You and your spouse must prove to whom a given asset belongs. Therefore, it is a wise thing to prepare a list of things you owe separately as well as filing receipts of large acquisitions clearly specifying who bought the items. Starting business you are personally liable to any debt you undertake, unless your spouse has accepted personal liability. This is relevant when your spouse has signed e.g. a loan or a purchase agreement as co-debtor or as guarantor.
However, as for tax arrears Danish tax legislation lays down that spouses living together are equally liable to each other’s tax debt. Collection of a tax debt must, however, first have been tried at the indebted spouse.
Joint Ownership It must be emphasised, that nothing prevents spouses residing in a community property relationship from having jointly owned property (joint ownership). Your house is subject to joint ownership if both of you have signed the conveyance. Your spouse may own 1/3 and you own 2/3 and you are the one liable to the creditors.
If you do not fulfil your commitments to the creditors they can petition for a compulsory sale of the house and collect your share of the purchase sum. I.e. the joint ownership is cancelled and you are paid each your share, however, your share goes to the creditors. On joint ownership you should make a joint ownership agreement verifying the conditions on cancellation of the joint ownership.

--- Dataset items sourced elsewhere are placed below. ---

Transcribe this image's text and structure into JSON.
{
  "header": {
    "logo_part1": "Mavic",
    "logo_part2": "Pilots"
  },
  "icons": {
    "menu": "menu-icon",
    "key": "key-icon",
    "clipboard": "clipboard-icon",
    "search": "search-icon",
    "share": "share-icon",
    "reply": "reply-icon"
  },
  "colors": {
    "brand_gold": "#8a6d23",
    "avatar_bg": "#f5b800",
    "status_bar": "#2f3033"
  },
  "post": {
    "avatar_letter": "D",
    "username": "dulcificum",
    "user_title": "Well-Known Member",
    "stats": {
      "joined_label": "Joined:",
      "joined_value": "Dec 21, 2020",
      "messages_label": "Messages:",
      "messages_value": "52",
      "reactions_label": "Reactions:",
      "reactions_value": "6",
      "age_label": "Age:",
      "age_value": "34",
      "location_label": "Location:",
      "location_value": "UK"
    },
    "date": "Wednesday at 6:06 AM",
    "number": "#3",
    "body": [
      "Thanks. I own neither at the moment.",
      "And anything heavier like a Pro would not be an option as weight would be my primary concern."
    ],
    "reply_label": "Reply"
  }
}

Separate Property Many people believe, that in order to gain protection from creditors, they need separate property. This is not so, as you can see above on community property. Separate property is a mere documentation of what you and your spouse own respectively and your creditors will only be able to touch your separate property.
Separate property is a mutual arrangement between you and your spouse or a provision set forth by a donor or testator. Separate property is obtained by marriage contract providing for separation of property (written agreement). Consult a lawyer. A marriage contract must be registered to be valid.
Non-marital Relationship If you are an unmarried couple living together your cohabitant is not liable for your debt or for any other of your commitments.
You do not have community property, but are regarded as two financially independent individuals. However, jointly owned property is possible as joint ownership. You are not automatically entitled to succeed each other’s property, but you can make a will.